By 8:30, Señor and Señora Pena had left with Belette and Benicio for the night, but Delfina stayed a little longer to keep Elizé company until she finished the dulce de leche.
“I have a surprise for you, hermana,” Delfina said softly.
“¿Que pasa, Delly?” Elizé asked, her mouth full of her spoon and the dessert. Delfina pulled out her phone and showed her sister an email from the editor-in-chief of HarperCollins. Elizé held the phone and read through the email, got to the bottom, and read it three more times in disbelief before looking at Delfina in amazement, her jaw dropped, and the dulce de leche sliding down her tongue.
“Elizé!” Delfina exclaimed in disgust at her sister’s ill manners. Right before it could fall out, Elizé snapped her mouth shut, swallowed, and let her jaw drop again.

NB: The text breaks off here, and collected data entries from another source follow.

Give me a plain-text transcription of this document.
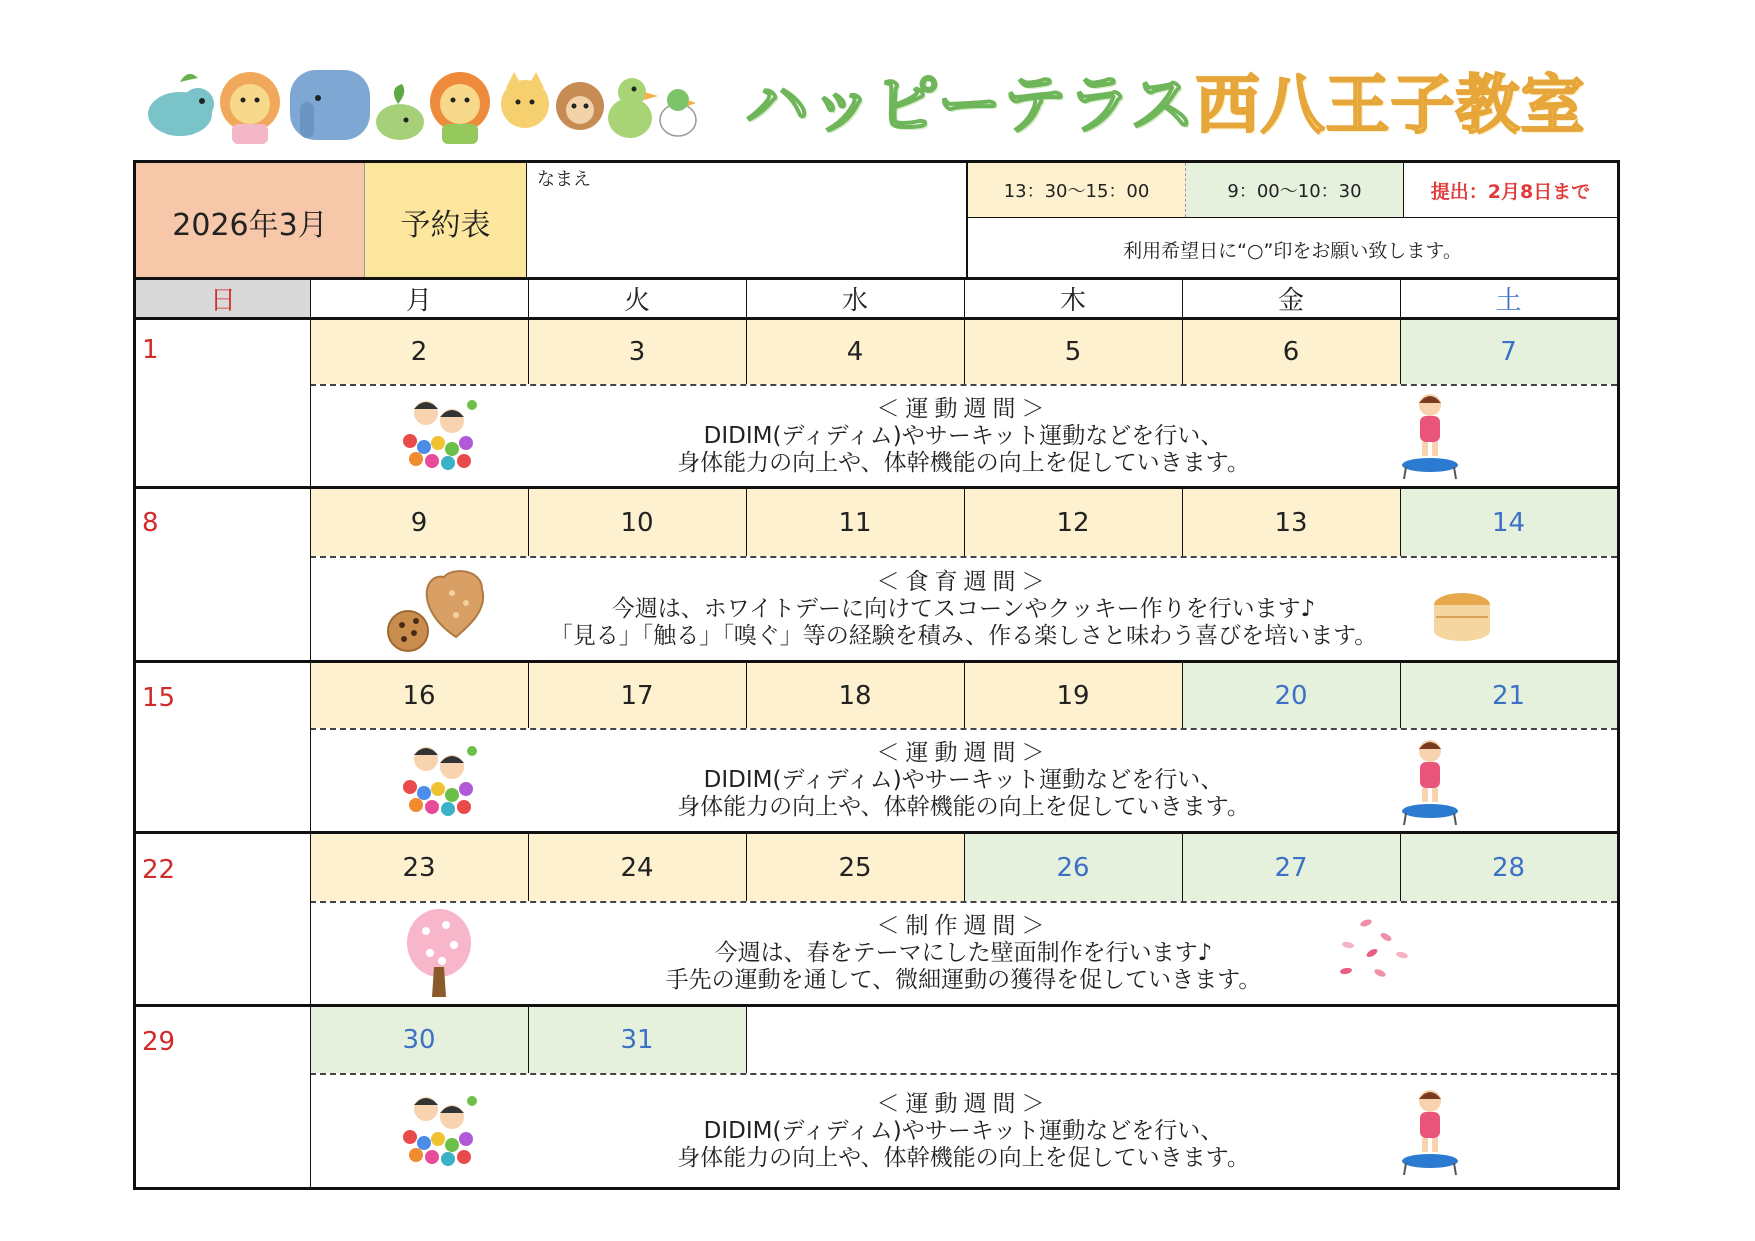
ハッピーテラス西八王子教室
2026年3月	予約表
なまえ
13：30～15：00	9：00～10：30	提出：2月8日まで
利用希望日に“○”印をお願い致します。
日	月	火	水	木	金	土
1	2	3	4	5	6	7
＜運動週間＞
DIDIM(ディディム)やサーキット運動などを行い、
身体能力の向上や、体幹機能の向上を促していきます。
8	9	10	11	12	13	14
＜食育週間＞
今週は、ホワイトデーに向けてスコーンやクッキー作りを行います♪
「見る」「触る」「嗅ぐ」等の経験を積み、作る楽しさと味わう喜びを培います。
15	16	17	18	19	20	21
＜運動週間＞
DIDIM(ディディム)やサーキット運動などを行い、
身体能力の向上や、体幹機能の向上を促していきます。
22	23	24	25	26	27	28
＜制作週間＞
今週は、春をテーマにした壁面制作を行います♪
手先の運動を通して、微細運動の獲得を促していきます。
29	30	31
＜運動週間＞
DIDIM(ディディム)やサーキット運動などを行い、
身体能力の向上や、体幹機能の向上を促していきます。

“Are you serious?” Elizé squeakily breathed excitingly. Delfina nodded, an enormous smile replacing her look of disgust.
“Your book is getting publicando! I’ve done a lot of promoting for your book in the last three years so that I’d be able to send it in to HarperCollins—”
“Just like I wanted!”
“—and I was finally able to two weeks ago. They got back to me literally this mañana, Elizé! And they love it!” Elizé just stared at the opposite wall, amazed and open-mouthed. Just then, the nurse from the States came back in to say that visiting hours were over. Delfina thanked her and turned back to Elizé to give her a hug. “I bet you that you’ll become a very famous author, Elizé.” The little girl smiled brightly as Delfina went to the door, said good night, and looked at her sweet little sister for the last time.
Several years later…
“Mama, Mama! Look at this!” a six-year-old girl called to her mother in a bookstore in Buenos Aires. The girl’s mother put down the biography of Scott Hamilton and his journey through cancer and stepped over to the children’s section to see what her daughter was so excited about. She found the little girl pointing at a familiar book. “Mama! This person shares my name!” the girl said excitedly. “My name’s Elizé and so is hers. The only difference is that she has a different last name: Pena instead of Santiago.”
“So, she does, carino,” the mother replied, smiling.
“Why is that, Mama?” little Elizé asked. The mother squatted down next to her daughter and whispered,
“Because she’s your aunt.” And Elizé looked up into Delfina’s face in delighted wonder.